What produces a primer during DNA replication?
Primase.
What replaces RNA primers with DNA nucleotides?
DNA polymerase I.
What joins Okazaki fragments?
DNA ligase.
In what direction is DNA synthesized?
5’ to 3’ direction.
How is the DNA code carried to ribosomes?
By mRNA.
Where does transcription occur?
In the nucleus.
What strand of DNA is used during transcription?
Anti-sense strand.
What enzyme is key in transcription?
RNA polymerase.
Where does transcription begin and end on DNA?
Begins at promoter, ends at terminator.
How does mRNA compare to the DNA it is transcribed from?
Single-stranded, shorter, complementary to one gene.
Where does translation occur?
Cytosol or rough ER.
What is the role of tRNA in translation?
Brings specific amino acids to ribosomes.

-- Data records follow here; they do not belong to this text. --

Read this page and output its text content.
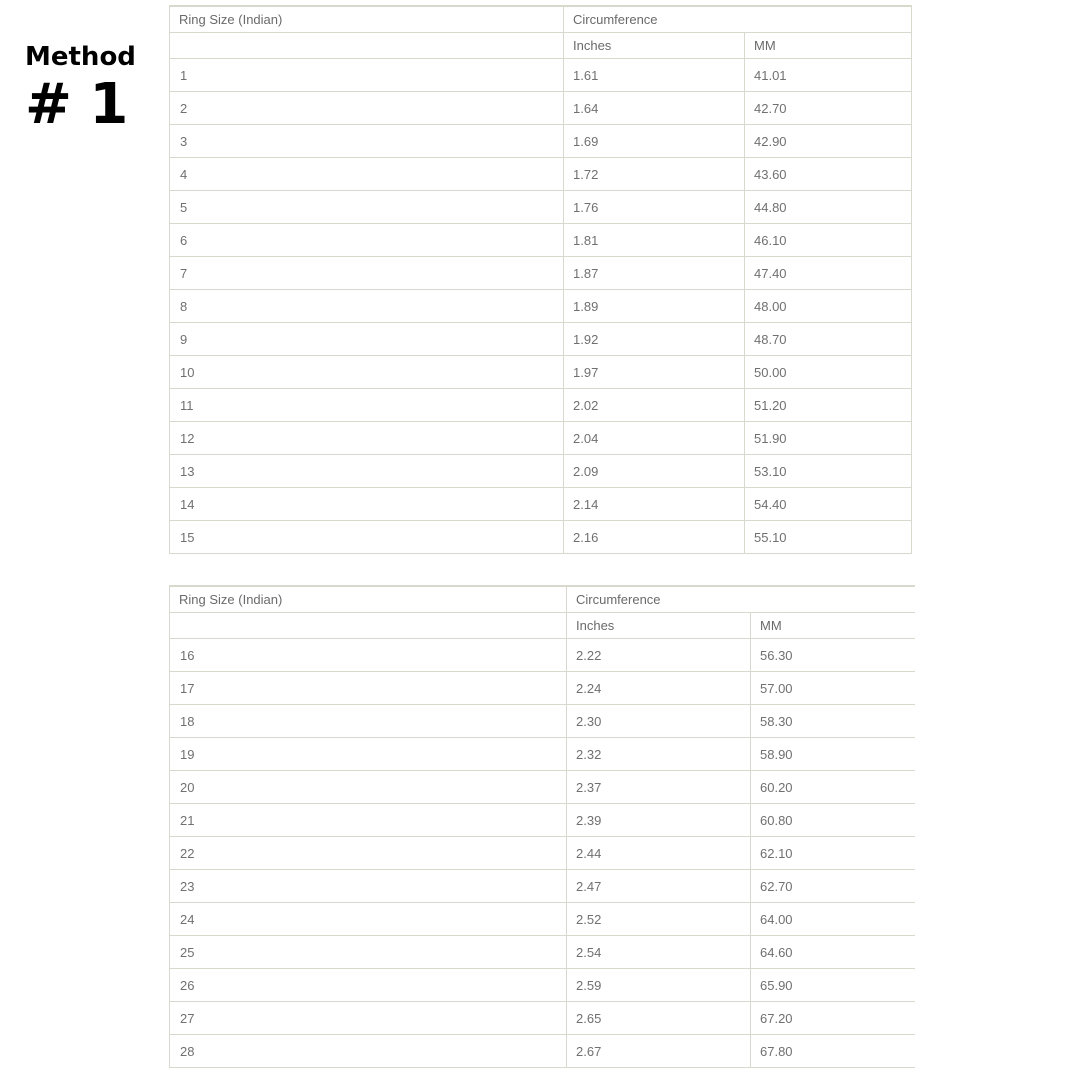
Method
# 1
Ring Size (Indian)	Circumference	
	Inches	MM
1	1.61	41.01
2	1.64	42.70
3	1.69	42.90
4	1.72	43.60
5	1.76	44.80
6	1.81	46.10
7	1.87	47.40
8	1.89	48.00
9	1.92	48.70
10	1.97	50.00
11	2.02	51.20
12	2.04	51.90
13	2.09	53.10
14	2.14	54.40
15	2.16	55.10
Ring Size (Indian)	Circumference	
	Inches	MM
16	2.22	56.30
17	2.24	57.00
18	2.30	58.30
19	2.32	58.90
20	2.37	60.20
21	2.39	60.80
22	2.44	62.10
23	2.47	62.70
24	2.52	64.00
25	2.54	64.60
26	2.59	65.90
27	2.65	67.20
28	2.67	67.80
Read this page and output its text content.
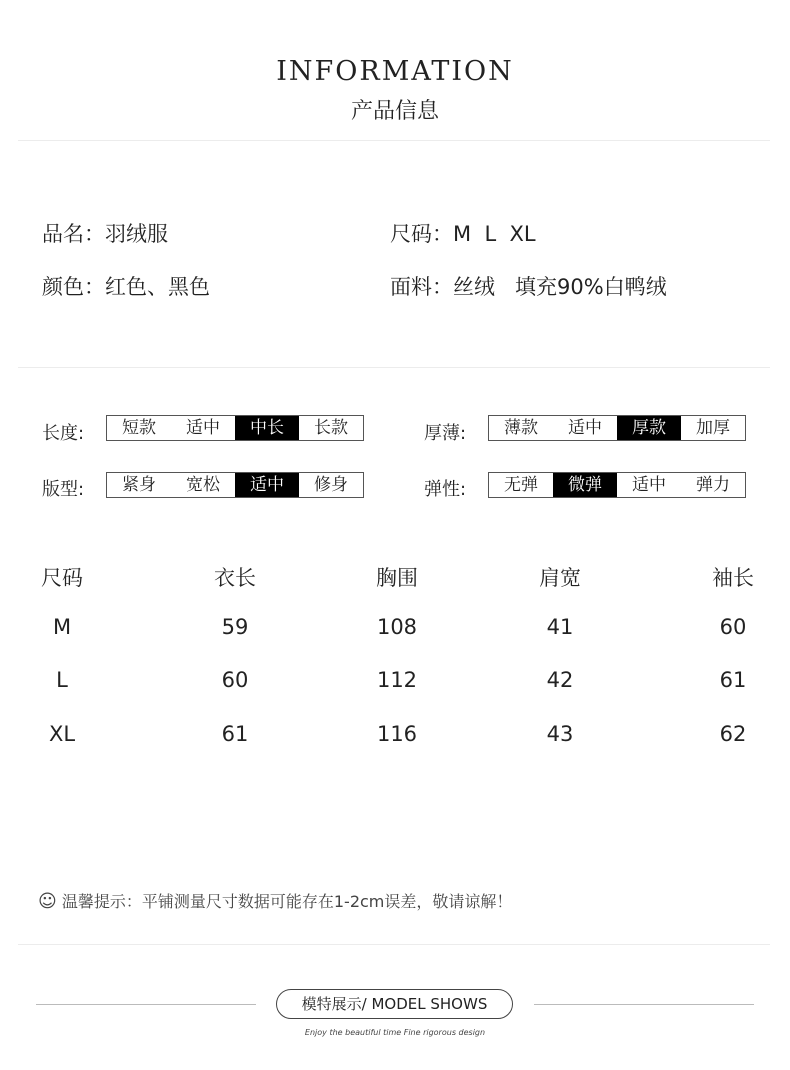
INFORMATION
产品信息
品名：羽绒服	尺码：M  L  XL
颜色：红色、黑色	面料：丝绒   填充90%白鸭绒
长度:	短款	适中	中长	长款	厚薄:	薄款	适中	厚款	加厚
版型:	紧身	宽松	适中	修身	弹性:	无弹	微弹	适中	弹力
尺码	衣长	胸围	肩宽	袖长
M	59	108	41	60
L	60	112	42	61
XL	61	116	43	62
☺ 温馨提示：平铺测量尺寸数据可能存在1-2cm误差，敬请谅解！
模特展示/ MODEL SHOWS
Enjoy the beautiful time Fine rigorous design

What does the genetic code determine?
Sequence of amino acids in polypeptides.
What is the start codon and its amino acid?
AUG; Methionine.
What are stop codons?
UAA, UAG, UGA.
What does ‘genetic code is degenerate’ mean?
Multiple codons can code for the same amino acid.
What does ‘genetic code is universal’ mean?
Same code in nearly all organisms.
What are ribosomes made of?
rRNA and proteins.
How many bases does a ribosome expose at a time during translation?
Six bases.
What enzyme catalyzes peptide bond formation during translation?
Peptidyl transferase.
What happens when a stop codon is reached during translation?
The polypeptide chain is released.
Why do cells differ if they all have the same DNA?
Different gene expression.
What is gene expression?
Turning on a gene to produce RNA and protein.
At what levels can gene expression be regulated?
Epigenetic, transcriptional, post-transcriptional, translational, post-translational.
How is prokaryotic gene expression regulated?
At the transcriptional level.
How is eukaryotic gene expression regulated?
During transcription, RNA processing, translation, and post-translation.
What is the relationship between histones and DNA?
DNA (negative) binds to positively charged histones.
What is the effect of DNA methylation?
Deactivates gene expression.
What type of DNA is highly methylated?
Inactive DNA.
What are introns and exons?
Introns: non-coding regions; Exons: coding regions.